Good advice here from Google’s Matt Cutts in the days before the canonical tag:
http://www.mattcutts.com/blog/seo-advice-url-canonicalization/
Some reasons from Matt Cutts for why Google doesn’t always trust the canonical tag:
http://www.mattcutts.com/blog/rel-canonical-html-head/
The official Google Help page on the canonical tag:
http://www.google.com/support/webmasters/bin/answer.py?answer=139394
As Google says on that last page:
If you use a 301, you are sending a much stronger signal that you prefer one version of the other, and your visitors will end up on the version that you’ve redirected to. It’s also much more likely that if anyone links to your pages that they will link to the version that you’ve set via a 301 redirect. Don’t rely on just a canonical tag if you can help it when using a 301 is an available option.
Hi Saurav,
It appears that Google doesn’t want you to use the canonical tag when it comes to pagination, and has introduced a rel=”next” and rel=”prev” for pagination. See:
http://googlewebmastercentral.blogspot.com/2011/09/pagination-with-relnext-and-relprev.html
Paginated pages aren’t pages that contain duplicate content, but will sometimes contain duplicated titles and duplicated meta descriptions based upon things like a content management system that you might be using.
Hi Bill,
Yes I agree there are some CMS that create duplicate meta data but also content to be honest, unless I am talking about the entirely different thing here.

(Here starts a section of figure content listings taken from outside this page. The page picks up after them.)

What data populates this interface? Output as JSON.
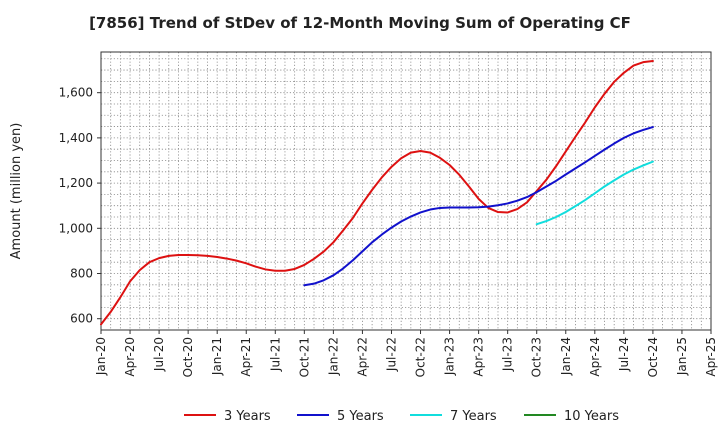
{
  "chart_data": {
    "type": "line",
    "title": "[7856]  Trend of StDev of 12-Month Moving Sum of Operating CF",
    "ylabel": "Amount (million yen)",
    "xlabel": "",
    "x_ticks": [
      "Jan-20",
      "Apr-20",
      "Jul-20",
      "Oct-20",
      "Jan-21",
      "Apr-21",
      "Jul-21",
      "Oct-21",
      "Jan-22",
      "Apr-22",
      "Jul-22",
      "Oct-22",
      "Jan-23",
      "Apr-23",
      "Jul-23",
      "Oct-23",
      "Jan-24",
      "Apr-24",
      "Jul-24",
      "Oct-24",
      "Jan-25",
      "Apr-25"
    ],
    "x_range": [
      "2020-01",
      "2025-04"
    ],
    "ylim": [
      550,
      1780
    ],
    "y_ticks": [
      600,
      800,
      1000,
      1200,
      1400,
      1600
    ],
    "y_tick_labels": [
      "600",
      "800",
      "1,000",
      "1,200",
      "1,400",
      "1,600"
    ],
    "grid": true,
    "legend_position": "bottom",
    "series": [
      {
        "name": "3 Years",
        "color": "#dd1111",
        "x": [
          "2020-01",
          "2020-02",
          "2020-03",
          "2020-04",
          "2020-05",
          "2020-06",
          "2020-07",
          "2020-08",
          "2020-09",
          "2020-10",
          "2020-11",
          "2020-12",
          "2021-01",
          "2021-02",
          "2021-03",
          "2021-04",
          "2021-05",
          "2021-06",
          "2021-07",
          "2021-08",
          "2021-09",
          "2021-10",
          "2021-11",
          "2021-12",
          "2022-01",
          "2022-02",
          "2022-03",
          "2022-04",
          "2022-05",
          "2022-06",
          "2022-07",
          "2022-08",
          "2022-09",
          "2022-10",
          "2022-11",
          "2022-12",
          "2023-01",
          "2023-02",
          "2023-03",
          "2023-04",
          "2023-05",
          "2023-06",
          "2023-07",
          "2023-08",
          "2023-09",
          "2023-10",
          "2023-11",
          "2023-12",
          "2024-01",
          "2024-02",
          "2024-03",
          "2024-04",
          "2024-05",
          "2024-06",
          "2024-07",
          "2024-08",
          "2024-09",
          "2024-10"
        ],
        "values": [
          575,
          630,
          695,
          765,
          815,
          850,
          868,
          878,
          882,
          882,
          881,
          878,
          873,
          866,
          857,
          845,
          830,
          818,
          812,
          812,
          820,
          838,
          865,
          897,
          938,
          990,
          1045,
          1110,
          1170,
          1225,
          1272,
          1310,
          1335,
          1342,
          1335,
          1312,
          1280,
          1237,
          1185,
          1130,
          1090,
          1072,
          1070,
          1085,
          1115,
          1165,
          1215,
          1275,
          1340,
          1405,
          1468,
          1535,
          1595,
          1648,
          1688,
          1720,
          1735,
          1740
        ]
      },
      {
        "name": "5 Years",
        "color": "#1111cc",
        "x": [
          "2021-10",
          "2021-11",
          "2021-12",
          "2022-01",
          "2022-02",
          "2022-03",
          "2022-04",
          "2022-05",
          "2022-06",
          "2022-07",
          "2022-08",
          "2022-09",
          "2022-10",
          "2022-11",
          "2022-12",
          "2023-01",
          "2023-02",
          "2023-03",
          "2023-04",
          "2023-05",
          "2023-06",
          "2023-07",
          "2023-08",
          "2023-09",
          "2023-10",
          "2023-11",
          "2023-12",
          "2024-01",
          "2024-02",
          "2024-03",
          "2024-04",
          "2024-05",
          "2024-06",
          "2024-07",
          "2024-08",
          "2024-09",
          "2024-10"
        ],
        "values": [
          748,
          755,
          770,
          792,
          822,
          858,
          898,
          938,
          972,
          1003,
          1030,
          1052,
          1070,
          1083,
          1090,
          1092,
          1092,
          1092,
          1093,
          1096,
          1102,
          1110,
          1122,
          1138,
          1160,
          1185,
          1210,
          1238,
          1265,
          1292,
          1320,
          1348,
          1375,
          1400,
          1420,
          1435,
          1448
        ]
      },
      {
        "name": "7 Years",
        "color": "#11dddd",
        "x": [
          "2023-10",
          "2023-11",
          "2023-12",
          "2024-01",
          "2024-02",
          "2024-03",
          "2024-04",
          "2024-05",
          "2024-06",
          "2024-07",
          "2024-08",
          "2024-09",
          "2024-10"
        ],
        "values": [
          1018,
          1032,
          1050,
          1072,
          1098,
          1125,
          1155,
          1185,
          1212,
          1238,
          1260,
          1278,
          1295
        ]
      },
      {
        "name": "10 Years",
        "color": "#228822",
        "x": [],
        "values": []
      }
    ]
  }
}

For example: link no longer available – Volusion site. Has content on the page. If you go to page 2 the same contain appears. And has a rel=canonical tag point to the main page.
Hi Saurav,
No, I don’t think that you are talking about a different thing. It’s just that the combination of canonical and prev/next is a messy idea.
There are different sets of URLs associated with that main page. One is the set of URLs that can be generated based upon the different sorting methods available, and the other are the sequence pages when you go to a second page under each sorting method.
When you go to the second page of the cuffsmart page you’ve linked to (link no longer available) it is the second in a sequence, showing the same boilerplate content, but a new set of products. The rel = prev/next attributes mentioned by Google would fit there as indicating a sequence of content at different URLs, and the search engine would know that it should probably show people the first page in the sequence.
However, Google says to use a canonical tag for the same page sorted differently.
Useful to know thanks. Think I’ll still be making sure all 301s are set up correctly for www/non-www versions though, just in case!
Hi Jeff,
I agree with your skepticism. I’m going to continue to make sure that 301s are set up correctly as well in the future, instead of relying upon any of the search engines getting it right.